Sur la photo: Léon Balcer, député fédéral de Trois-Rivières et solliciteur général, Maurice Duplessis, député de Trois-Rivières et premier ministre du Québec, Étiennette Duplessis Bureau, la soeur du premier ministre, la reine Élisabeth II, Mme Paradis, épouse du maire, Laurent Paradis, maire de Trois-Rivières, et le prince Philip.

Élisabeth II était de passage à Trois-Rivières il y a 60 ans

Trois-Rivières — Il y a 60 ans, Trois-Rivières vivait un événement hors du commun en recevant la visite de la reine Élisabeth II.

La reine s’est arrêtée durant environ une heure dans la capitale régionale le 24 juin 1959, alors qu’elle était en visite au Canada durant 39 jours afin d’inaugurer la voie maritime du Saint-Laurent. Elle s’est rendue notamment à Québec, à Montréal, en Ontario et a fait une escale du côté des États-Unis.

Le premier ministre Maurice Duplessis accueille la reine Élisabeth II et le prince Philip. Le député fédéral, Léon Balcer, est présent.

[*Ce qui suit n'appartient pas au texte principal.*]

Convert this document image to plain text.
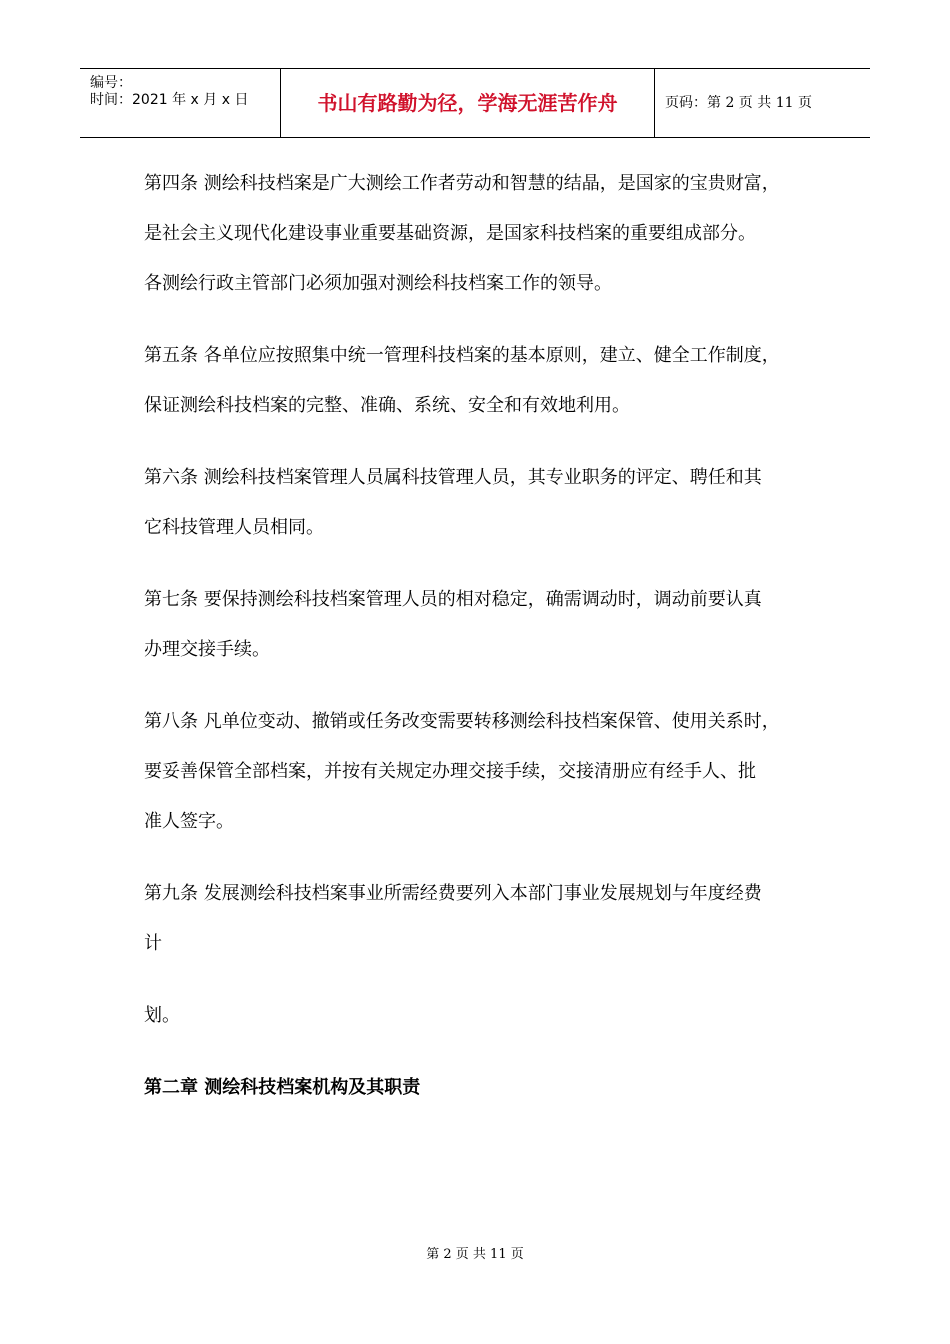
编号：
时间：2021 年 x 月 x 日	书山有路勤为径，学海无涯苦作舟	页码：第 2 页 共 11 页
第四条 测绘科技档案是广大测绘工作者劳动和智慧的结晶，是国家的宝贵财富，
是社会主义现代化建设事业重要基础资源，是国家科技档案的重要组成部分。
各测绘行政主管部门必须加强对测绘科技档案工作的领导。
第五条 各单位应按照集中统一管理科技档案的基本原则，建立、健全工作制度，
保证测绘科技档案的完整、准确、系统、安全和有效地利用。
第六条 测绘科技档案管理人员属科技管理人员，其专业职务的评定、聘任和其
它科技管理人员相同。
第七条 要保持测绘科技档案管理人员的相对稳定，确需调动时，调动前要认真
办理交接手续。
第八条 凡单位变动、撤销或任务改变需要转移测绘科技档案保管、使用关系时，
要妥善保管全部档案，并按有关规定办理交接手续，交接清册应有经手人、批
准人签字。
第九条 发展测绘科技档案事业所需经费要列入本部门事业发展规划与年度经费
计
划。
第二章 测绘科技档案机构及其职责
第 2 页 共 11 页
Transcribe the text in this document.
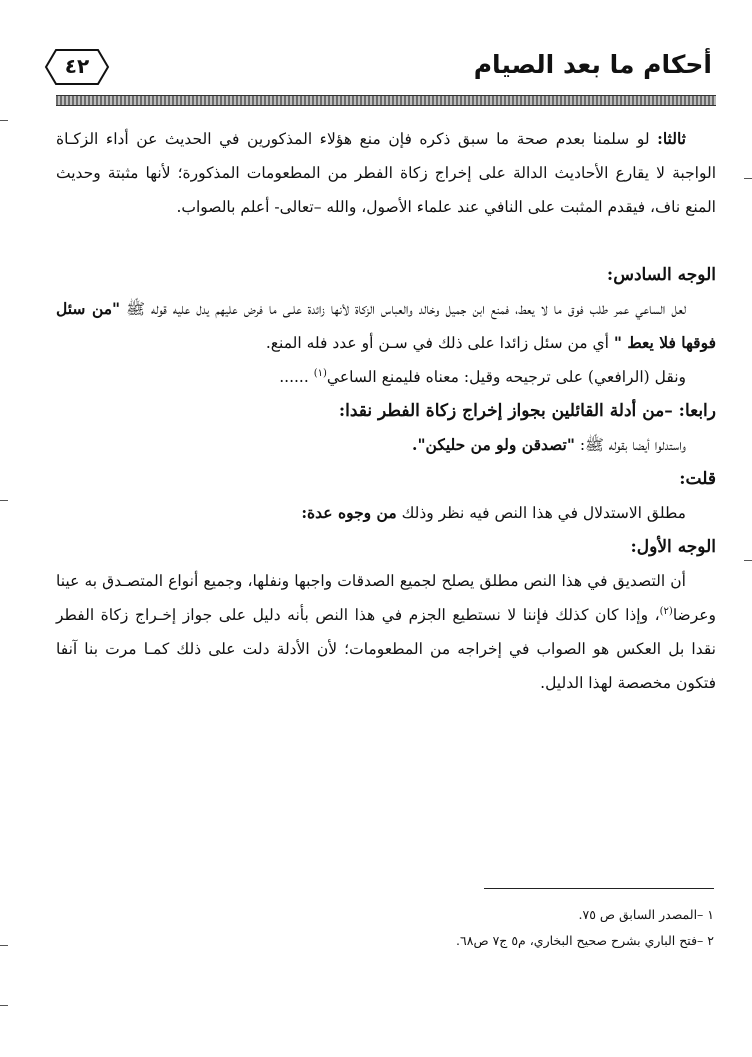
أحكام ما بعد الصيام
٤٢

ثالثا: لو سلمنا بعدم صحة ما سبق ذكره فإن منع هؤلاء المذكورين في الحديث عن أداء الزكـاة الواجبة لا يقارع الأحاديث الدالة على إخراج زكاة الفطر من المطعومات المذكورة؛ لأنها مثبتة وحديث المنع ناف، فيقدم المثبت على النافي عند علماء الأصول، والله –تعالى- أعلم بالصواب.

الوجه السادس:

لعل الساعي عمر طلب فوق ما لا يعط، فمنع ابن جميل وخالد والعباس الزكاة لأنها زائدة علـى ما فرض عليهم يدل عليه قوله ﷺ "من سئل فوقها فلا يعط " أي من سئل زائدا على ذلك في سـن أو عدد فله المنع.

ونقل (الرافعي) على ترجيحه وقيل: معناه فليمنع الساعي$^{(١)}$ ......

رابعا: –من أدلة القائلين بجواز إخراج زكاة الفطر نقدا:

واستدلوا أيضا بقوله ﷺ: "تصدقن ولو من حليكن".

قلت:

مطلق الاستدلال في هذا النص فيه نظر وذلك من وجوه عدة:

الوجه الأول:

أن التصديق في هذا النص مطلق يصلح لجميع الصدقات واجبها ونفلها، وجميع أنواع المتصـدق به عينا وعرضا$^{(٢)}$، وإذا كان كذلك فإننا لا نستطيع الجزم في هذا النص بأنه دليل على جواز إخـراج زكاة الفطر نقدا بل العكس هو الصواب في إخراجه من المطعومات؛ لأن الأدلة دلت على ذلك كمـا مرت بنا آنفا فتكون مخصصة لهذا الدليل.

١ –المصدر السابق ص ٧٥.

٢ –فتح الباري بشرح صحيح البخاري، م٥ ج٧ ص٦٨.
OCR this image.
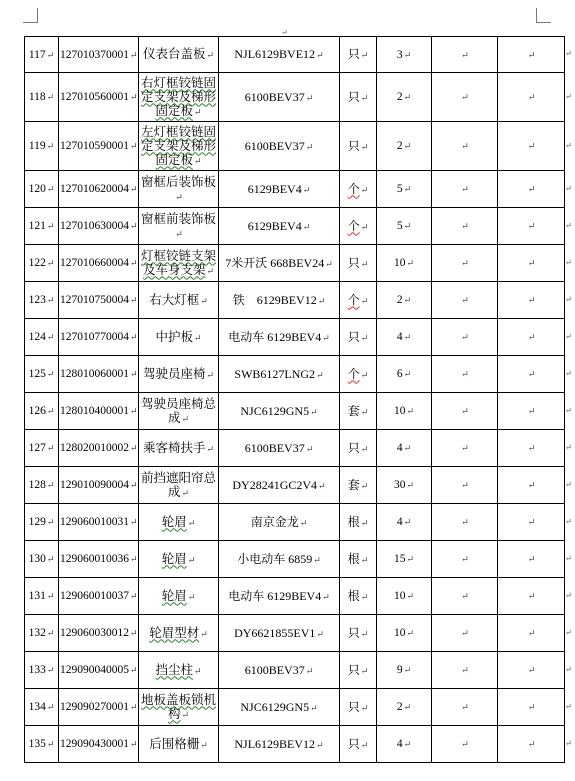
↵
117↵	127010370001↵	仪表台盖板↵	NJL6129BVE12↵	只↵	3↵	↵	↵
118↵	127010560001↵	右灯框铰链固定支架及梯形固定板↵	6100BEV37↵	只↵	2↵	↵	↵
119↵	127010590001↵	左灯框铰链固定支架及梯形固定板↵	6100BEV37↵	只↵	2↵	↵	↵
120↵	127010620004↵	窗框后装饰板↵	6129BEV4↵	个↵	5↵	↵	↵
121↵	127010630004↵	窗框前装饰板↵	6129BEV4↵	个↵	5↵	↵	↵
122↵	127010660004↵	灯框铰链支架及车身支架↵	7米开沃 668BEV24↵	只↵	10↵	↵	↵
123↵	127010750004↵	右大灯框↵	铁　6129BEV12↵	个↵	2↵	↵	↵
124↵	127010770004↵	中护板↵	电动车 6129BEV4↵	只↵	4↵	↵	↵
125↵	128010060001↵	驾驶员座椅↵	SWB6127LNG2↵	个↵	6↵	↵	↵
126↵	128010400001↵	驾驶员座椅总成↵	NJC6129GN5↵	套↵	10↵	↵	↵
127↵	128020010002↵	乘客椅扶手↵	6100BEV37↵	只↵	4↵	↵	↵
128↵	129010090004↵	前挡遮阳帘总成↵	DY28241GC2V4↵	套↵	30↵	↵	↵
129↵	129060010031↵	轮眉↵	南京金龙↵	根↵	4↵	↵	↵
130↵	129060010036↵	轮眉↵	小电动车 6859↵	根↵	15↵	↵	↵
131↵	129060010037↵	轮眉↵	电动车 6129BEV4↵	根↵	10↵	↵	↵
132↵	129060030012↵	轮眉型材↵	DY6621855EV1↵	只↵	10↵	↵	↵
133↵	129090040005↵	挡尘柱↵	6100BEV37↵	只↵	9↵	↵	↵
134↵	129090270001↵	地板盖板锁机构↵	NJC6129GN5↵	只↵	2↵	↵	↵
135↵	129090430001↵	后围格栅↵	NJL6129BEV12↵	只↵	4↵	↵	↵
↵
↵
↵
↵
↵
↵
↵
↵
↵
↵
↵
↵
↵
↵
↵
↵
↵
↵
↵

Afin de marquer le coup, la reine a navigué à bord du yacht Britannia sur la voie maritime et c’est avec ce moyen de transport qu’elle est arrivée en ce matin de la fête de la Saint-Jean-Baptiste.

«Trois-Rivières est une ville-étape importante. Depuis le régime français, quand un grand personnage voyage et passe par Trois-Rivières, il arrête. Traditionnellement, il arrêtait au port parce que la circulation se faisait par le fleuve. À partir du moment où on a la gare, les personnalités arrêtent à la gare pour saluer la foule, des fois pour faire un tour de ville. Quand la dame souveraine arrive ici en 1959, elle renoue avec la vieille tradition d’arriver par voie maritime. C’est normal parce qu’il y a le grand yacht Britannia qui fait partie des ressources de la royauté et elle est ici pour inaugurer la voie maritime du Saint-Laurent. Elle est mieux de donner l’exemple elle-même et d’arriver par bateau», sourit François Roy, vétéran des communications, en rappelant que certains entrepôts du port avaient été maquillés afin de donner un meilleur coup d’œil lors de l’arrivée de la reine.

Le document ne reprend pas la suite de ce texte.